Wednesday, October 14, 2015

Waiting for Gateau

The other day I experienced a delicious freedom (thus my title, which is French for cake). Driving home from teaching a late morning yoga class, I suddenly realized that no one was waiting for me. I stopped at a pricy grocery store where I shopped leisurely without spending too much, and then ordered a decaf chai. I stopped at the bank and the gas station, and took my time unloading my car. Sounds like an ordinary day? Au contraire.

Why would this be cause for celebration? Perhaps it’s because even though knowing that someone or something (a puppy, cat, or even a fish needing to be fed) is waiting for us can be a warm and fuzzy feeling, it can also cause us to rush, feel distracted, pressured, or guilty about “taking our time.” In fact there’s something slightly distasteful about that very phrase when it’s said in a certain manner, i.e. “She’s certainly taking her time in bringing our coffees.” Sigh.

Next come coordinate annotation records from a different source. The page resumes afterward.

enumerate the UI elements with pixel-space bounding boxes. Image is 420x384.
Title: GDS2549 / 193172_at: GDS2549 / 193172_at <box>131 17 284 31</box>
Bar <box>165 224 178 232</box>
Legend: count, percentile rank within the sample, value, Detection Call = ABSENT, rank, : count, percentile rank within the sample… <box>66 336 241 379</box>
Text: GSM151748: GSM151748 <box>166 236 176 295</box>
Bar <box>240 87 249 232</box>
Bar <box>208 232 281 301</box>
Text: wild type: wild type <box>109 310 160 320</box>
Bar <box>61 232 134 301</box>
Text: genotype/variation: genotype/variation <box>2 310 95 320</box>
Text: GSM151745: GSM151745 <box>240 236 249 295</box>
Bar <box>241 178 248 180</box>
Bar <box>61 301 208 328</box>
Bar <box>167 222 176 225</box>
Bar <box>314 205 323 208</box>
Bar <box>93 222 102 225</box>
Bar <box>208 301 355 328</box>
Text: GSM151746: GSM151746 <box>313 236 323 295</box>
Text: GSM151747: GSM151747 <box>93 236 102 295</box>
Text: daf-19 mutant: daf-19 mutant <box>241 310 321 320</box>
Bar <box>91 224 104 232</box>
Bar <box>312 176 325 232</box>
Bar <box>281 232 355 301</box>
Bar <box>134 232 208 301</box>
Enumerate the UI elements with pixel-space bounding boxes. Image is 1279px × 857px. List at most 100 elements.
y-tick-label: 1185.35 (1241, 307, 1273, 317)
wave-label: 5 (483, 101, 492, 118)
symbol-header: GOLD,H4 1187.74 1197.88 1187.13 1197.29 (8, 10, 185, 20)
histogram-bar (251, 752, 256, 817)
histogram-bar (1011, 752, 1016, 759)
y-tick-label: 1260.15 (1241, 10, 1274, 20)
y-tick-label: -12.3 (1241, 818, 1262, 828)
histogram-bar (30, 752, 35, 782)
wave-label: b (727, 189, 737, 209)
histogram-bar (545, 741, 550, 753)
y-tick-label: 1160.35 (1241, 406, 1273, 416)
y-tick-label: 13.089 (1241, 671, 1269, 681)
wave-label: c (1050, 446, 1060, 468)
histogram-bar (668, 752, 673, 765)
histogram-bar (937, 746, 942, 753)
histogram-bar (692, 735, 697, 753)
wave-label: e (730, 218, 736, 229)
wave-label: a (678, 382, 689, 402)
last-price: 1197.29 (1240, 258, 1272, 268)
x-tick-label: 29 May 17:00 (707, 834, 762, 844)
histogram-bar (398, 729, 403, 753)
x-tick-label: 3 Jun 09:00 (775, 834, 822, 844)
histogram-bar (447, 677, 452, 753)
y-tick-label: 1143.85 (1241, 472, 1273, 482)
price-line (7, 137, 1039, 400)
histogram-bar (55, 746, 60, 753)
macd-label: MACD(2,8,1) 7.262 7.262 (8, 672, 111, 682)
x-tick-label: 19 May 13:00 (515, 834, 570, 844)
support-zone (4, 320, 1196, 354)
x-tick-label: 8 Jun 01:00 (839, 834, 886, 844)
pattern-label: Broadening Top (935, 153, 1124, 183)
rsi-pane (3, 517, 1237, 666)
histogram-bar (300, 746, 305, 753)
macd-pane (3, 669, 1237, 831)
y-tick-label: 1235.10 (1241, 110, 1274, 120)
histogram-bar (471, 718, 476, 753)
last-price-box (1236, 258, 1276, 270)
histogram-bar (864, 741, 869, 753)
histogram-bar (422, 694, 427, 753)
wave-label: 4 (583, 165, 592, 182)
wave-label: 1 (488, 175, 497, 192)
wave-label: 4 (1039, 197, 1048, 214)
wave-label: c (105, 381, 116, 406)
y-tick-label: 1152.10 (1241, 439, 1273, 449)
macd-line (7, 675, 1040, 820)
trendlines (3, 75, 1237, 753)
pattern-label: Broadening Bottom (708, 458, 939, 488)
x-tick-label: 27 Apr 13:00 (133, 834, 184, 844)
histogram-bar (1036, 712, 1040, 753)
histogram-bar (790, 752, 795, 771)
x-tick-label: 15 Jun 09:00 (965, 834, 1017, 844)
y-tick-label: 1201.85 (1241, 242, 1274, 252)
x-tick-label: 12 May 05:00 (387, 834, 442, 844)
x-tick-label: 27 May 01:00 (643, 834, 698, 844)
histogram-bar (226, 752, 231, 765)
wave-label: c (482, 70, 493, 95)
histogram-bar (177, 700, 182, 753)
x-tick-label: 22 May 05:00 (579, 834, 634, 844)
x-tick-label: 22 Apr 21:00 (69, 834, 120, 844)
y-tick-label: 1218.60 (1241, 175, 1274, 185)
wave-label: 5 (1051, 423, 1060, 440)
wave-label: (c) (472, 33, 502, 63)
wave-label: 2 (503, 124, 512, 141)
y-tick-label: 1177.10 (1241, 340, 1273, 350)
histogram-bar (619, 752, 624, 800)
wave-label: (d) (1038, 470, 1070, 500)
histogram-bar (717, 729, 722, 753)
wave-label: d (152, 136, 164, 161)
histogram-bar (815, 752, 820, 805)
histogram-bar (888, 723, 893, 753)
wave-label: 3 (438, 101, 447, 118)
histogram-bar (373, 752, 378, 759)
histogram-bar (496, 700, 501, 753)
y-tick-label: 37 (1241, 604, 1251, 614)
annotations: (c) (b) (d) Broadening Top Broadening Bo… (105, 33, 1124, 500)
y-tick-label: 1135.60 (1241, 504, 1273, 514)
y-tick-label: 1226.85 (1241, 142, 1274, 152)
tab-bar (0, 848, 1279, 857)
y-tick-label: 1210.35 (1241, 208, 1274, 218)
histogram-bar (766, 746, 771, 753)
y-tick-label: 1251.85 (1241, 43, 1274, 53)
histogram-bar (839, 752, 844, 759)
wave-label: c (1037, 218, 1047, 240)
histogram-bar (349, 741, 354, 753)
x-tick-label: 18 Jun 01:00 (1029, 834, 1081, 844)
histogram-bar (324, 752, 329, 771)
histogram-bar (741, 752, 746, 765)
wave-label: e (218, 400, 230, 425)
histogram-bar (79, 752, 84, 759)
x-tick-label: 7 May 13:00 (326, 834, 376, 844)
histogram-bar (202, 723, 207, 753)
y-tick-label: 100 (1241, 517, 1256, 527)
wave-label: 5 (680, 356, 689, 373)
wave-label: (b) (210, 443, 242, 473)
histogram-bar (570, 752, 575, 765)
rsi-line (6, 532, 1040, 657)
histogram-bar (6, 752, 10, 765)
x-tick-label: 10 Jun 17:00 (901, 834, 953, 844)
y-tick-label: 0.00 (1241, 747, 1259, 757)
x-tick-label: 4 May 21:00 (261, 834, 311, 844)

It’s lovely knowing that someone is waiting at home, and I am grateful for the years, nay decades, when my children were waiting for me to get back from wherever I was even if I was gone only for a brief interlude. It was charming to know that they loved me so much that my very absence caused tears, even if I had just run down to the corner to buy milk. I also admit it’s heart-warming when my husband welcomes me home with open arms and says, “Where were you? I was worried!” (Words my mom used to say all too often.) I appreciate the fact that he gives a damn about where I am, and is happy when I’m back (even if it’s just because I promised to make dinner). I’m also aware that when my recent-grad son moves out of the house again, empty nest syndrome will most likely rear its ugly head and I’ll be miserable (at least for a few weeks).

Still…being waited for can be taxing. It can cause us to gulp down our lunch or forget to buy stamps or trip over curbs in our haste to alleviate the torment of the one who waits. It’s like an irritating fly that keeps buzzing around our ears, “You’d better hurry. So-and-so is waiting!” Or, “You’d better not glance in the window of that shoe shop because there will be hell to pay if so-and-so has to wait any longer!”

You get my drift. I love those who wait for me, wherever I am, and wherever I’ve gone. But I also love the glorious freedom that comes—once in a while—when no one is wondering where I am or when I will resurface. It’s a heady feeling just to dawdle and “take my time,” knowing that time is exactly that: for the taking.